Friday 17 February 2012

The core of the matter...

...I'm so easily pleased..although some may not agree :) I walked into the gym today and squealed when I saw these huge fab posters suspended from the ceiling...
5 of them in a row and what they were telling us is coming to our gym.


I'm a huge fan of core training.  It's a good part of the reason I'm in the shape I'm in today. To build a strong core you need to exercise a variety of muscles from your hips to your shoulders. Full planks, side planks, press-ups, contracting your abdomen while Spinning and of course...'the' best... Kettlebells!  I'm looking forward to participating in the above
LesMills CX Worx '30 minute Revolutionary Core Training'. 

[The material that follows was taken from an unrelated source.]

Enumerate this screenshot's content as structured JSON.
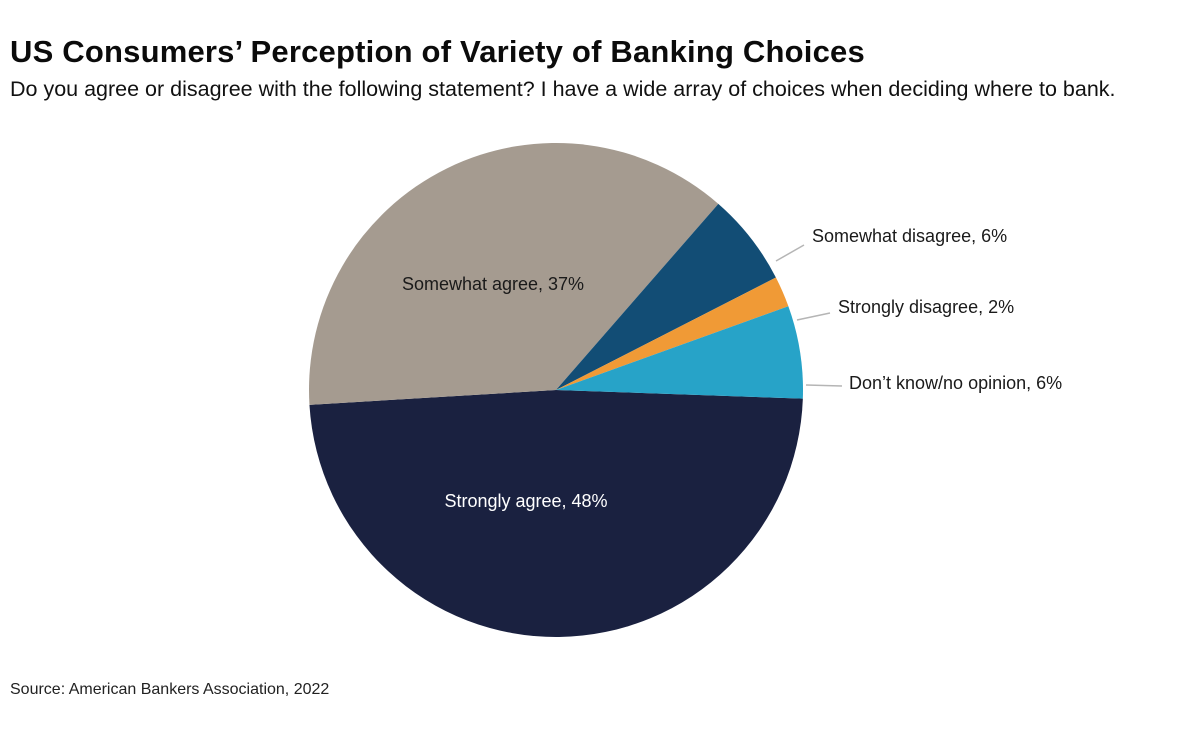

LesMills Bodypump is another fantastic class for an all over body work-out AND to burn fat. Not only do you get to tone your full body through resistance training with weights but for us ladies, this training helps to prevent Osteoporosis in later years.

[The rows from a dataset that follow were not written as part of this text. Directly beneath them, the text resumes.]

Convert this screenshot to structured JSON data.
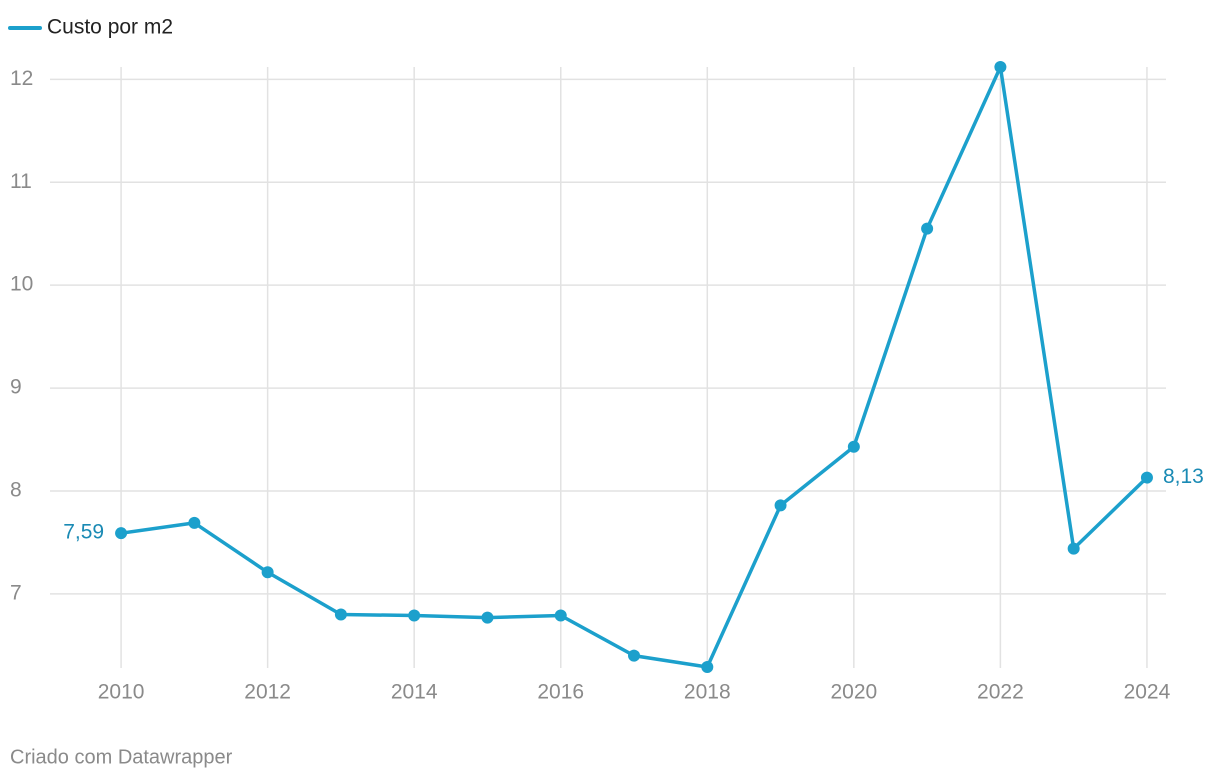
{
  "chart_data": {
    "type": "line",
    "x": [
      2010,
      2011,
      2012,
      2013,
      2014,
      2015,
      2016,
      2017,
      2018,
      2019,
      2020,
      2021,
      2022,
      2023,
      2024
    ],
    "series": [
      {
        "name": "Custo por m2",
        "color": "#1ca0cc",
        "values": [
          7.59,
          7.69,
          7.21,
          6.8,
          6.79,
          6.77,
          6.79,
          6.4,
          6.29,
          7.86,
          8.43,
          10.55,
          12.12,
          7.44,
          8.13
        ],
        "value_labels": [
          "7,59",
          null,
          null,
          null,
          null,
          null,
          null,
          null,
          null,
          null,
          null,
          null,
          null,
          null,
          "8,13"
        ]
      }
    ],
    "xlim": [
      2009.03,
      2024.26
    ],
    "xticks": [
      2010,
      2012,
      2014,
      2016,
      2018,
      2020,
      2022,
      2024
    ],
    "ylim": [
      6.28,
      12.12
    ],
    "yticks": [
      7,
      8,
      9,
      10,
      11,
      12
    ],
    "grid": true,
    "legend": "top-left",
    "footer": "Criado com Datawrapper"
  }
}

Just have a read of what the experts say

Though cardio burns more calories than strength training during those 30 sweaty minutes, pumping iron slashes more overall. A study in The Journal of Strength and Conditioning Research found that women who completed an hour-long strength-training workout burned an average of 100 more calories in the 24 hours afterwards than they did when they hadn't lifted weights. At three sessions a week, that's 15,600 calories a year, or about four and a half pounds of fat—without having to move a muscle.

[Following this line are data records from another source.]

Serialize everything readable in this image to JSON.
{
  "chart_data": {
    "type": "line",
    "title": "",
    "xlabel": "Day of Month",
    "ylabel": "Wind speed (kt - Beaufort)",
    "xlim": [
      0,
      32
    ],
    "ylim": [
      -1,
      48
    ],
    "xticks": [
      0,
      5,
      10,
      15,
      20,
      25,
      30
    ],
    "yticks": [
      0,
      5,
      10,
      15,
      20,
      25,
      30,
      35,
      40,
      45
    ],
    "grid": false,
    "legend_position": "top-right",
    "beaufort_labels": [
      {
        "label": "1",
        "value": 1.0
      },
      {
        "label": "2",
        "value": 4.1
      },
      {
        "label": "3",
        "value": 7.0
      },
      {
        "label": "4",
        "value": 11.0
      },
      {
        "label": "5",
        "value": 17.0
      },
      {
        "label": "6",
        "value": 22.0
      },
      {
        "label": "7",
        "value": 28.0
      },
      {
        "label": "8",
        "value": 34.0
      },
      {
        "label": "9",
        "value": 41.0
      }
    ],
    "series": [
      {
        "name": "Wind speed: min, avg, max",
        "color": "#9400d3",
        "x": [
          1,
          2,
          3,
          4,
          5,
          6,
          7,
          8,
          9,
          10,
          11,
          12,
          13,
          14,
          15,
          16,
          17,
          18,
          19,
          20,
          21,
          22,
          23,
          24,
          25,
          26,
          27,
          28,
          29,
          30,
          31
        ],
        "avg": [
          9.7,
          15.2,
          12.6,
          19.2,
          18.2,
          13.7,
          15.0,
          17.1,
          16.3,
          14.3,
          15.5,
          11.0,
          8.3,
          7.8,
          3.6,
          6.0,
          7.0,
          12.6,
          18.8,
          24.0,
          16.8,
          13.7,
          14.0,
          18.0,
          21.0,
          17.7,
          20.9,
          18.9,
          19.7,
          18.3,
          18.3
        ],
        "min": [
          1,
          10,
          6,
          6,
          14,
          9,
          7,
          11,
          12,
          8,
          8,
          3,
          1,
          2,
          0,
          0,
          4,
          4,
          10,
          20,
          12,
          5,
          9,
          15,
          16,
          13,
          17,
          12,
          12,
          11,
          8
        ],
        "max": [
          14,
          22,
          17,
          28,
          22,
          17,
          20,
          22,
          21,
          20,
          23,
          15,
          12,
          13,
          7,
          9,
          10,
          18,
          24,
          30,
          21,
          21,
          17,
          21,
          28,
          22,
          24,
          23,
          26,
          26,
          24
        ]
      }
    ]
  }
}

What's more, increasing that after burn is as easy as upping the weight on your bar. In a study in the journal Medicine & Science in Sports & Exercise, women burned nearly twice as many calories in the two hours after their workout when they lifted 85 percent of their max load for eight reps than when they did more reps (15) at a
lower weight (45 percent of their max).

There's a longer-term benefit to all that lifting, too: Muscle accounts for about a third of the average woman's weight, so it has a profound effect on her metabolism, says Kenneth Walsh, director of Boston University School of Medicine's Whitaker Cardiovascular Institute. Specifically, that effect is to burn extra calories, because muscle, unlike fat, is metabolically active. In English: Muscle chews up calories even when you're not in the gym. Replace 10 pounds of fat with 10 pounds of
lean muscle and you'll burn an additional 25 to 50 calories a day without even trying.
This is how I did it. What do you think?